Four or five men perched on a bunk, some even tucked on the floor underneath.
It was astonishing to see so many people packed into one space. It's the first time the foreign media have had such access to an Iraqi jail since the US invasion in 2003.
They were nervous at first, at seeing their jailers at the door behind us and no doubt at seeing foreign journalists suddenly appear in their midst. Everything is fine here, was the first thing they said.
But then a man in a long white robe or dish-dash jumped down from a bunk.
"Don't listen to that," he said. "The conditions are terrible here. There are people sleeping next to the toilets. Some stand so that others can sleep."
Prisoners say some have to stand to make room for others to sleep
Another man, sitting on a top bunk said: "I feel like I'm dead in here."

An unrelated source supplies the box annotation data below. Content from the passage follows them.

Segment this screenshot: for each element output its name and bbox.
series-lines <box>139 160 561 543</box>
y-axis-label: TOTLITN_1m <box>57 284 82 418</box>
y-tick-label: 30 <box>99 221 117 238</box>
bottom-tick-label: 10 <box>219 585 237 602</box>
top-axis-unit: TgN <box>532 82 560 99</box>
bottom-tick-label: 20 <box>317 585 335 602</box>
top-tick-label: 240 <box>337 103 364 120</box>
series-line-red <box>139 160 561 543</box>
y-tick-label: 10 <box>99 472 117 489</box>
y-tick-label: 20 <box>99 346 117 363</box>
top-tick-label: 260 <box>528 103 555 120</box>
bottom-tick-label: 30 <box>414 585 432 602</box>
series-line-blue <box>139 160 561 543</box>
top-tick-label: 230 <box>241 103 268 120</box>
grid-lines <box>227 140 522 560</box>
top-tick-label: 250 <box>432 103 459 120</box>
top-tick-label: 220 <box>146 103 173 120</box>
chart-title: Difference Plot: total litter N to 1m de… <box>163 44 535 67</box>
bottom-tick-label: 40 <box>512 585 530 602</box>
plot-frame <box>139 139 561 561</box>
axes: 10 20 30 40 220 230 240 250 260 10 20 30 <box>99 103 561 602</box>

http://news.bbc.co.uk/2/hi/middle_east/7748016.stm
It's okay though, they are "enemies" who are "evil" and "bad". They are the other.
It's funny that the authour was "astonished" at the conditions. The conditions of this prison would not be unfamiliar to another torturer, Sheriff Joe Arpio...
Brian Crenshaw, a blind man, was serving six months for shoplifting.His mother Linda Evans learned he had been in some sort of scuffle with officers at Tent City before he was transferred and placed in solitary confinement at Madison Street Jail.
Six days later Crenshaw was taken to the hospital after being found unconscious in his cell. However, Crenshaw had already told a prison doctor he'd been beaten by officers. He died one month later and the family is suing.
Evans says, "They murdered my son. Mr. Arpaio is responsible. He is the head of the sheriff's department and yet he seems to thrive on this cruelty and this mentality that these men are nothing."
The sheriff insists Crenshaw fell off a bunk. Even though medical evidence indicates otherwise, it's Arpaio's story and he's sticking to it.
Arpaio said, "Well, a lot of people in jail say certain comments that are not true. So, if you want to believe a few of these inmates ... so be it."
http://www.november.org/stayinfo/breaking3/SheriffJoeBBC.html
This whole issue of torture is much bigger than Graner, it's bigger than Bush, it's the system. It's usual. Just ask Sheriff Joe.